Emperyalist sistemin krizleri dünyanın her yerinde fazlasıyla tepki yaratmış durumda. Ama ülkemizden farklı olarak Avrupa işçi sınıfının sendikaları aracılığıyla hayatı zaman zaman durdurdukları görülür. Ulaşımı, sağlığı, eğitimi, emek karşıtı çıkan yasaları, dönem dönem kontrol ediyor ya da en azından sözünü söylüyor. Örgütlü gücünü siyasi dönüşüme çeviremese de varlığını hissettiriyor. Türkiye’de ise siyasi ve ekonomik tartışmaların gündeminde işçiler, emekçiler yok. Hayatı üretseler de siyaseti üretemedikleri gerçeği var. İşçi sınıfı patronlar için daha konforlu yaşam alanı üretip zenginlerin servetine servet katarken kendi yaşamı için maalesef örgütlenmekten uzak. Seçim dönemlerinde gençler ya da emekliler kadar gündem olamıyorlar. Son dönemde TÜRK-İŞ ve DİSK öncülüğünde “ekonomik tabanlı” eylemlerinin yarattığı yeni slogan, vergi dilimlerine dair gündem ses getirebiliyor ama işçilerin gücü doğrudan etki etmiyor.
İşçi sınıfının örgütsüzlüğünün ve dağınıklığının bir sonucu da yaşamın kısırlaşıp açlığa, yoksulluğa mahkûm toplumun gelecek için umudunu kaybetmesidir. İşçi sınıfı günümüz toplumlarının geleceğe umutla bakmasının yegâne gücü olduğunu göstermedikçe bu sorun da büyüyecektir.

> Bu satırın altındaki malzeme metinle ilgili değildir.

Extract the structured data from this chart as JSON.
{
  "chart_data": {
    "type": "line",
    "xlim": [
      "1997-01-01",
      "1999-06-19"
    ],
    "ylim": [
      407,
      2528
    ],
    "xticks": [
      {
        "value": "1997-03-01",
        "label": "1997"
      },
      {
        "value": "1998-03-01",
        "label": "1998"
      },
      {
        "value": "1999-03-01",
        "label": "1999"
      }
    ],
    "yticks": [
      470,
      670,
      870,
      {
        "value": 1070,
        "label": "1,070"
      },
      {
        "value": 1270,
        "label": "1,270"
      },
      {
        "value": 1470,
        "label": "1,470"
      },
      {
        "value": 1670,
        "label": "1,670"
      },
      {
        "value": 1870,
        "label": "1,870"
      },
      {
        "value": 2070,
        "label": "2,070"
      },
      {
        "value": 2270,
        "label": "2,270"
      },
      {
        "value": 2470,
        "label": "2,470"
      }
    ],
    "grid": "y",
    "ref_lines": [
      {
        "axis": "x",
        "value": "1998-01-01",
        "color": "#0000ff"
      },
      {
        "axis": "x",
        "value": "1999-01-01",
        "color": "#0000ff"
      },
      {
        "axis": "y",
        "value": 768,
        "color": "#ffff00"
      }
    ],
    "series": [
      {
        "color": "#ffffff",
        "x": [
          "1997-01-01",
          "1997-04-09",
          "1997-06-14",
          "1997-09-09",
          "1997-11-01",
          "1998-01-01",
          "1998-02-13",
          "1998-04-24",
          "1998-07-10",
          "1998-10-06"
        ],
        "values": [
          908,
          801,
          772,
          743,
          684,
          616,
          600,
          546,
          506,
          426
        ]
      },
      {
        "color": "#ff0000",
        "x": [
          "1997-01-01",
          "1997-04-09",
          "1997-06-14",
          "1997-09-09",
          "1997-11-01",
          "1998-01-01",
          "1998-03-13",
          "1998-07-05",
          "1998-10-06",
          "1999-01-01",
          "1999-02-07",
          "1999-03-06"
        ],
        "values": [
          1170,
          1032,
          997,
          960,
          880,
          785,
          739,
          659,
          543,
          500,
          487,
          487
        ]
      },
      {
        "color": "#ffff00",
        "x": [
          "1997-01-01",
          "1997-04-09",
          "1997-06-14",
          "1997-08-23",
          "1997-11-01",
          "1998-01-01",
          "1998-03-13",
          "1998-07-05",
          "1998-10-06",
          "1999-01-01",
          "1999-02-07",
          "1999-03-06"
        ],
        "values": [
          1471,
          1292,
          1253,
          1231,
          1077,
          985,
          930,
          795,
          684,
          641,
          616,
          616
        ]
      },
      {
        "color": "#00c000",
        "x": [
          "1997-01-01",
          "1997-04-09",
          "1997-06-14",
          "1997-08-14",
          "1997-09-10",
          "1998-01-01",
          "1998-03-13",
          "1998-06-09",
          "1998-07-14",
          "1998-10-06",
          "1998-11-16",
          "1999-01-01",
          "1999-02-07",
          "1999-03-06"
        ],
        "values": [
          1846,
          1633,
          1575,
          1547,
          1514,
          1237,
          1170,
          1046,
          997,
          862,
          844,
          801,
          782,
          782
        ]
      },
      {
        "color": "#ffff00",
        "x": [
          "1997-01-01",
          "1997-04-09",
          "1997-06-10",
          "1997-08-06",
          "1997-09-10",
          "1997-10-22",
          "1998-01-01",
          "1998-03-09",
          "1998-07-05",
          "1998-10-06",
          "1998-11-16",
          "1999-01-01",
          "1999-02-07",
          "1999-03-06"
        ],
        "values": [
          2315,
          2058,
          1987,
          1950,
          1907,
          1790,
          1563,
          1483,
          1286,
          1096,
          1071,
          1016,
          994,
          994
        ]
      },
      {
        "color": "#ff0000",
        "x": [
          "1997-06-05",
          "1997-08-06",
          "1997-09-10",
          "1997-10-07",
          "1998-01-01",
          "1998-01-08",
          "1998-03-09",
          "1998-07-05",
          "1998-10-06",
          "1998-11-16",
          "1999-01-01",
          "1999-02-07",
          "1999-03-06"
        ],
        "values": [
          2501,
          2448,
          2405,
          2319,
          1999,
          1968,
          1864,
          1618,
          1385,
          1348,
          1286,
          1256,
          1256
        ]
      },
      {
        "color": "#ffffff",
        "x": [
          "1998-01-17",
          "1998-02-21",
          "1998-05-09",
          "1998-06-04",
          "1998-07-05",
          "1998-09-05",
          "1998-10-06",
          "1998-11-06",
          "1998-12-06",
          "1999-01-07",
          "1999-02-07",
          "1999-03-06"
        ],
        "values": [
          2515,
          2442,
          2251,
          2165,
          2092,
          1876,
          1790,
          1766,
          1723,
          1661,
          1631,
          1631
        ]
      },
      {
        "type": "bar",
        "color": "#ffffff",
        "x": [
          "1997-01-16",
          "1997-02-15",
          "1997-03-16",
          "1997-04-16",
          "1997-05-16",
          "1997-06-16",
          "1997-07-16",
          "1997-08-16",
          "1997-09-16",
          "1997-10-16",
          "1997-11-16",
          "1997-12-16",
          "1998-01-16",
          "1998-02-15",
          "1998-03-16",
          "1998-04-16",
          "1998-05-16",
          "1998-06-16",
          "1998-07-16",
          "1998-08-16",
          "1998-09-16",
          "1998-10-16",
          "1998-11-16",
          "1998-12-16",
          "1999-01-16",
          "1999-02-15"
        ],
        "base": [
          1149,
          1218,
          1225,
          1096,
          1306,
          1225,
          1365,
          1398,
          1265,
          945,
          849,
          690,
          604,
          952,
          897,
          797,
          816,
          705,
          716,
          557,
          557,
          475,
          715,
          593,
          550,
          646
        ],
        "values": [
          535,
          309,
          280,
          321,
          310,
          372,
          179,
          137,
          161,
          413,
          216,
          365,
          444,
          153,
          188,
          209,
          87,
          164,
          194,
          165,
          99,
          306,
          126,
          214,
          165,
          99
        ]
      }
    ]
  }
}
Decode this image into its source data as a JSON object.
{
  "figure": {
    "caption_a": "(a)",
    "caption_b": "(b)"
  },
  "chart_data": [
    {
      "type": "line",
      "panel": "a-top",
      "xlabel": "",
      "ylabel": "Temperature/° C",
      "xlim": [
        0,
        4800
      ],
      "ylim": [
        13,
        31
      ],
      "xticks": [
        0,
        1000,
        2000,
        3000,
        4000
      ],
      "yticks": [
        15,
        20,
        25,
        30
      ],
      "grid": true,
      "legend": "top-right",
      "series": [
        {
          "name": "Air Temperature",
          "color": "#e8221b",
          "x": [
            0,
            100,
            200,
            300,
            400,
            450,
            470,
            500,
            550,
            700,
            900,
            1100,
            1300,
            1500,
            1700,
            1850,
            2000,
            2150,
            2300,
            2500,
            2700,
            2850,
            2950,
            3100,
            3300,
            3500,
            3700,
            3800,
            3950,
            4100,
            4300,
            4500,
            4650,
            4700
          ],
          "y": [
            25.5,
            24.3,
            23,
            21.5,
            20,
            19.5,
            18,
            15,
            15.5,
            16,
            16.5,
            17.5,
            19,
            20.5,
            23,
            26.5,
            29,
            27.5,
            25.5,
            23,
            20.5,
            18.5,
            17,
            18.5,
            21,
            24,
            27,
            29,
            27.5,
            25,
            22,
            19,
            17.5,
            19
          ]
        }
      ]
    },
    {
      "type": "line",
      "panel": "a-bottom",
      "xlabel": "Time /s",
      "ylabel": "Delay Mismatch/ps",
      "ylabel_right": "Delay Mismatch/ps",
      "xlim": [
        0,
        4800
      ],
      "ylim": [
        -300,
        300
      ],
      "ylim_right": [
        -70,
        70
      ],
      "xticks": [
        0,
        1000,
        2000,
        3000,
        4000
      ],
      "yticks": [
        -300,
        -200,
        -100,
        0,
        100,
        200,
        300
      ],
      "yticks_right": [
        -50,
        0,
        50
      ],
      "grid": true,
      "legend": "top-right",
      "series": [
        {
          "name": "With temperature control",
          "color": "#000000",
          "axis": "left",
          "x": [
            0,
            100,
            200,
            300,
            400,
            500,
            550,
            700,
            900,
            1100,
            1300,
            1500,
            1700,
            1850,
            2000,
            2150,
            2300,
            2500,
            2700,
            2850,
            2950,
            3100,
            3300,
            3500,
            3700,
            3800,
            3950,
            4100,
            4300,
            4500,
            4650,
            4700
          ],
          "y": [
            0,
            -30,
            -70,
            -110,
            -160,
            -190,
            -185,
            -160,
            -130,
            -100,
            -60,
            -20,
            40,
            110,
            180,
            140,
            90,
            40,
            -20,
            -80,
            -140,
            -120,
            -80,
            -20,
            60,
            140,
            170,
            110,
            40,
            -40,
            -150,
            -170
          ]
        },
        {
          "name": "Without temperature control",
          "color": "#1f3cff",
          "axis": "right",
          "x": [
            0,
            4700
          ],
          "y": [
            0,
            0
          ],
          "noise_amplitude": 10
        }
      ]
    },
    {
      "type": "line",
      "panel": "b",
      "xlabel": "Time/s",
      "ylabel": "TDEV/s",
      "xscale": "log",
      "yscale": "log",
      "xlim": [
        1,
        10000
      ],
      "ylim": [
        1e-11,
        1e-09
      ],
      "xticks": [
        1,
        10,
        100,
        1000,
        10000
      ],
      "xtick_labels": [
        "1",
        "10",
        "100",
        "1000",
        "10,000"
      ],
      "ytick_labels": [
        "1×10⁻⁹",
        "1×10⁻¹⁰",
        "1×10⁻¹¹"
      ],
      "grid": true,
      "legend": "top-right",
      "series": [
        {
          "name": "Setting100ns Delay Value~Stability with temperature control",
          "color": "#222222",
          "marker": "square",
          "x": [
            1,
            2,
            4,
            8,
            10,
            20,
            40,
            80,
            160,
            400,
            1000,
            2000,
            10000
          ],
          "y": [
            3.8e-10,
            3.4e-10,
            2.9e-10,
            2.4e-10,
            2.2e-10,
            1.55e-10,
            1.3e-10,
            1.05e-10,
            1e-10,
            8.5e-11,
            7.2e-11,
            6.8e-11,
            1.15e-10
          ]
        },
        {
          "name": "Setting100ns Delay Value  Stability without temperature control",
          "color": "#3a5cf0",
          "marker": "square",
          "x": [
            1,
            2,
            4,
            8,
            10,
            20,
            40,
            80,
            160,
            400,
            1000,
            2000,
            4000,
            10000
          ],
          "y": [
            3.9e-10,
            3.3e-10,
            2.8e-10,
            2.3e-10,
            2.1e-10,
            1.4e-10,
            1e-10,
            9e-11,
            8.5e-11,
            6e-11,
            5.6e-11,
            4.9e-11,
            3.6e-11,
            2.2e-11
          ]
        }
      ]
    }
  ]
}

Tüm dünyaya yayılmış bu sömürü düzeninin çarkları tüm toplumların, özellikle de emperyalizme bağımlı yarı feodal ülke toplumlarının canına kastediyor, edecek de. Bu dağınıklığın yarattığı felaketin büyüklüğünü görmek için Filistin halkının durumuna bakmak yeterlidir. Doğru, birleştirici, geleceğe güvenle bakmayı sağlayacak bir önderlik olmadığında dağınıklık mücadeleyi zaafa uğratmaktadır. Filistin halkı bu karmaşıklıktan nasibini almış ve kendi içerisinde birçok farklı fraksiyona ayrılmıştır.
Hem işçi sınıfı hem ezilen halklar nezdinde önemli bir güç olan ekonomik ve demokratik mücadele birlikleri önemlidir. Sendikaların gerçek işlevlerini yerine getirmek üzere işçi sınıfına açılmaları günümüzün önemli sorunlarından biri olarak çözüm bekliyor. Hem işçi sınıfı mücadelesi için hem de emperyalist savaşlara karşı dönemin temel görevlerinden biri bu birlikleri sağlamak, kurumlara doğru işlevler kazandırmaktır.
Bunun önünde egemen sınıflardan kaynaklanan bir dizi engel olduğu, burjuva anlayışların halklar üzerinde kapsamlı, derin bir hegemonya kurduklarını reddedemeyiz. Buna rağmen sınıfın ideolojik gücüne yaslanarak ilerleyebiliriz.